Мици подняла крышку и проверила картошку. — Пора приниматься за лосося. — Прихватив блюдо, она направилась к внутренней двери и, открывая ее, спросила. — Ты идешь? Ты же не собираешься пить одна?
Мэри-Энн взяла бокал и поплелась за матерью. Затем быстро вернулась и прихватила бутылку.
— Хорошая идея, дорогая. Когда закончим эту, у нас есть еще две.
Они ужинали на открытом воздухе, под звездами. Еда, как обычно у Мици, была выше всяких похвал. Когда с ужином было покончено и на столе остались лишь пустые тарелки и бутылки, Мэри-Энн увидела, как Мици сунула руку в карман и достала зажигалку и пачку сигарет.
— А это что, мама?
— Сигареты, милая. Ты их прежде никогда не видела?
Мэри-Энн была в ужасе. Всю свою юность она слушала лекции Мици о вреде курения.
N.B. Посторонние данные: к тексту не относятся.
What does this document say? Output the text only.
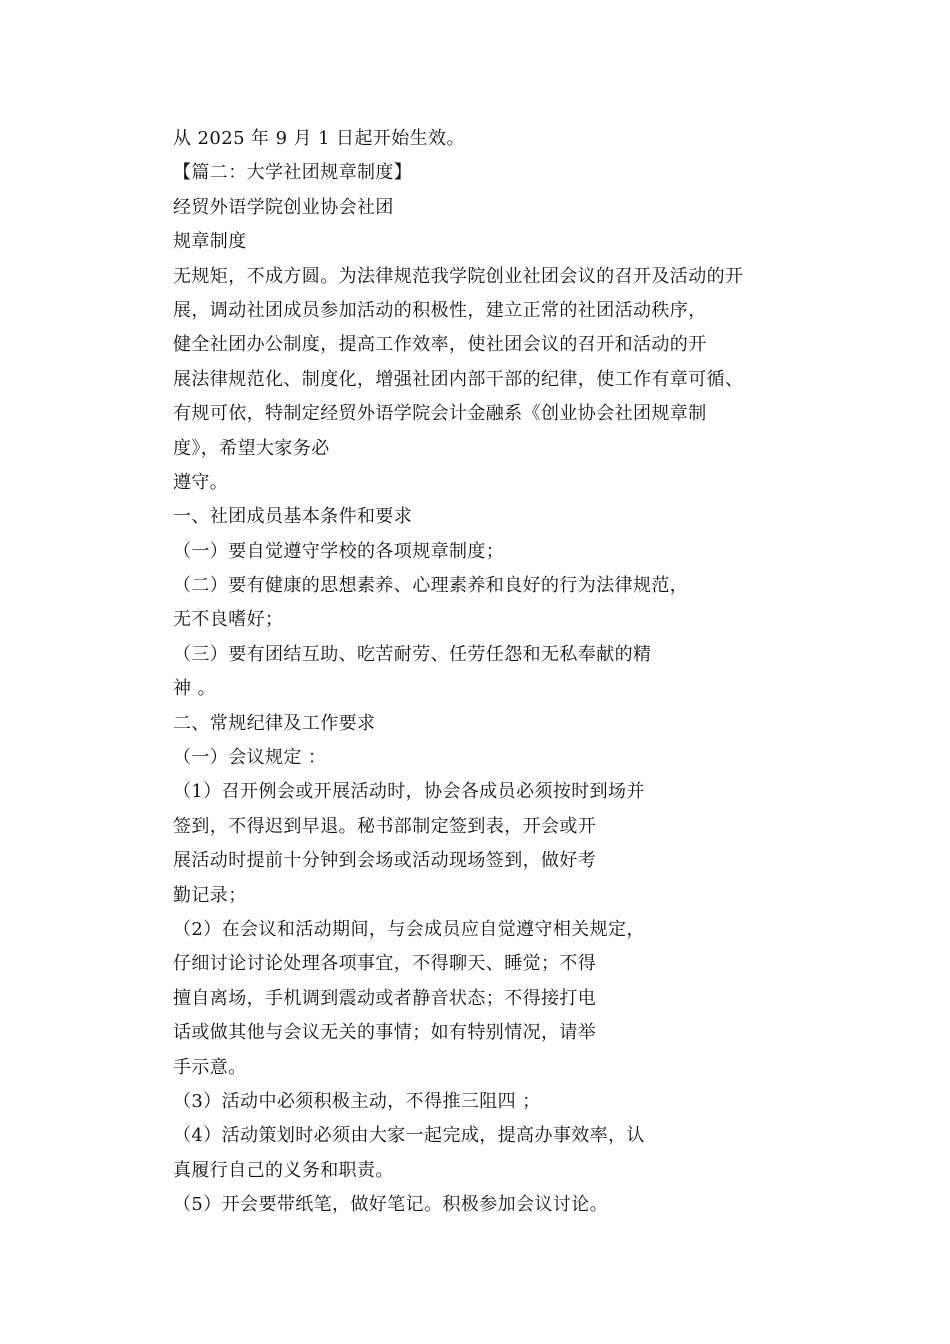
从 2025 年 9 月 1 日起开始生效。
【篇二：大学社团规章制度】
经贸外语学院创业协会社团
规章制度
无规矩，不成方圆。为法律规范我学院创业社团会议的召开及活动的开
展，调动社团成员参加活动的积极性，建立正常的社团活动秩序，
健全社团办公制度，提高工作效率，使社团会议的召开和活动的开
展法律规范化、制度化，增强社团内部干部的纪律，使工作有章可循、
有规可依，特制定经贸外语学院会计金融系《创业协会社团规章制
度》，希望大家务必
遵守。
一、社团成员基本条件和要求
（一）要自觉遵守学校的各项规章制度；
（二）要有健康的思想素养、心理素养和良好的行为法律规范，
无不良嗜好；
（三）要有团结互助、吃苦耐劳、任劳任怨和无私奉献的精
神 。
二、常规纪律及工作要求
（一）会议规定 ：
（1）召开例会或开展活动时，协会各成员必须按时到场并
签到，不得迟到早退。秘书部制定签到表，开会或开
展活动时提前十分钟到会场或活动现场签到，做好考
勤记录；
（2）在会议和活动期间，与会成员应自觉遵守相关规定，
仔细讨论讨论处理各项事宜，不得聊天、睡觉；不得
擅自离场，手机调到震动或者静音状态；不得接打电
话或做其他与会议无关的事情；如有特别情况，请举
手示意。
（3）活动中必须积极主动，不得推三阻四 ；
（4）活动策划时必须由大家一起完成，提高办事效率，认
真履行自己的义务和职责。
（5）开会要带纸笔，做好笔记。积极参加会议讨论。
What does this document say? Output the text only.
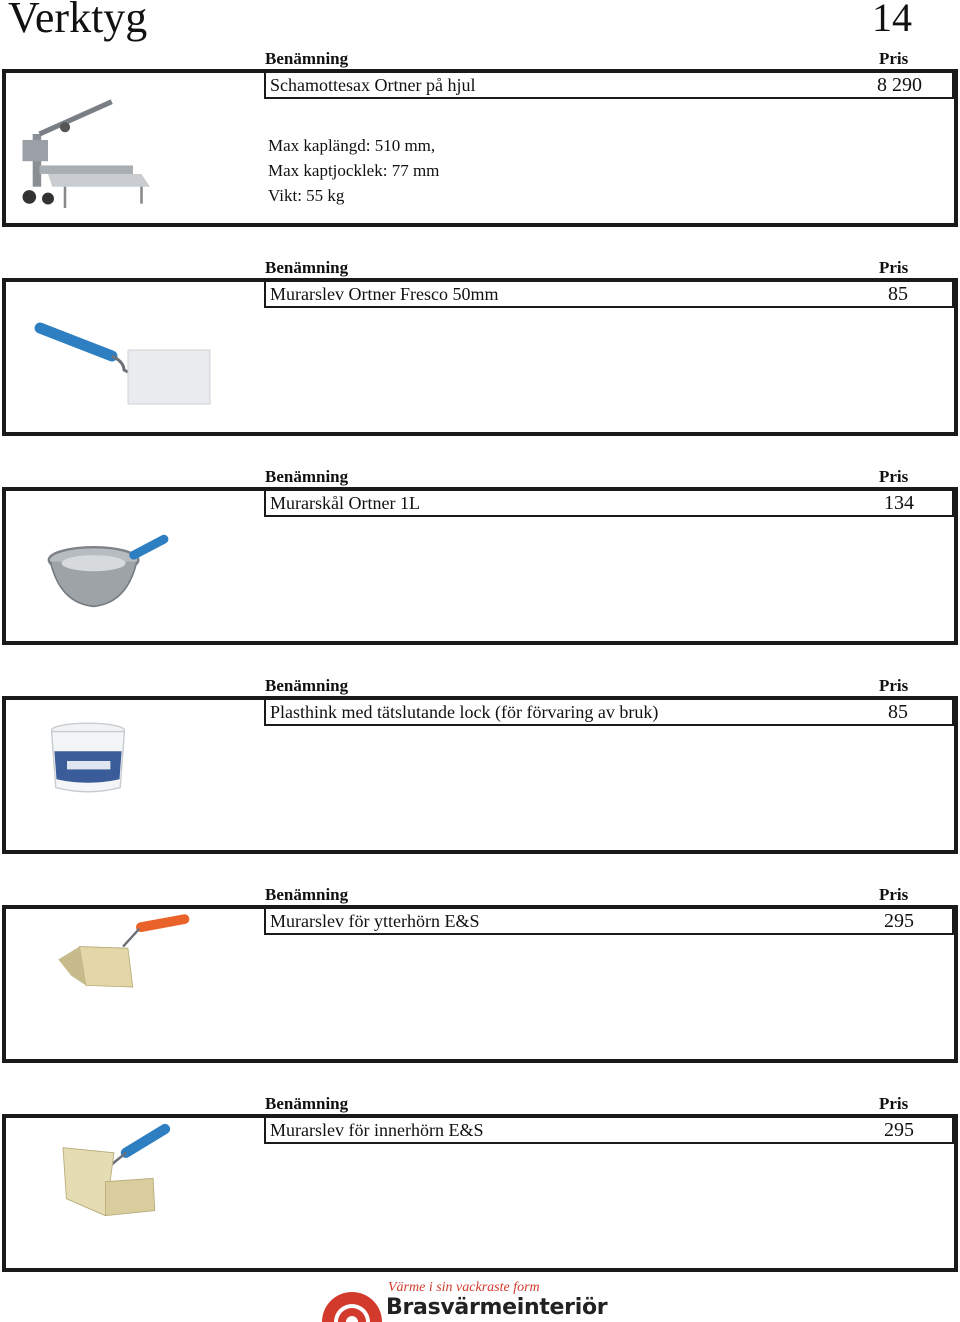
Verktyg	14
Benämning	Pris
Schamottesax Ortner på hjul	8 290
Max kaplängd: 510 mm,
Max kaptjocklek: 77 mm
Vikt: 55 kg
Benämning	Pris
Murarslev Ortner Fresco 50mm	85
Benämning	Pris
Murarskål Ortner 1L	134
Benämning	Pris
Plasthink med tätslutande lock (för förvaring av bruk)	85
Benämning	Pris
Murarslev för ytterhörn E&S	295
Benämning	Pris
Murarslev för innerhörn E&S	295
Värme i sin vackraste form
Brasvärmeinteriör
— Старая привычка. Еще с колледжа. Я уже сто лет не курила. Хочешь? — Мици сунула сигарету в рот, а затем протянула открытую пачку Мэри-Энн.
— Спасибо, я — пас. — Мэри-Энн встала и собрала пустые тарелки. — Я отнесу их в дом.
— Есть десерт, если ты хочешь. В холодильнике стоит слоеный торт с клубничной начинкой! — крикнула ей вслед Мици. — Дорогая, когда пойдешь назад, захвати бутылку вина!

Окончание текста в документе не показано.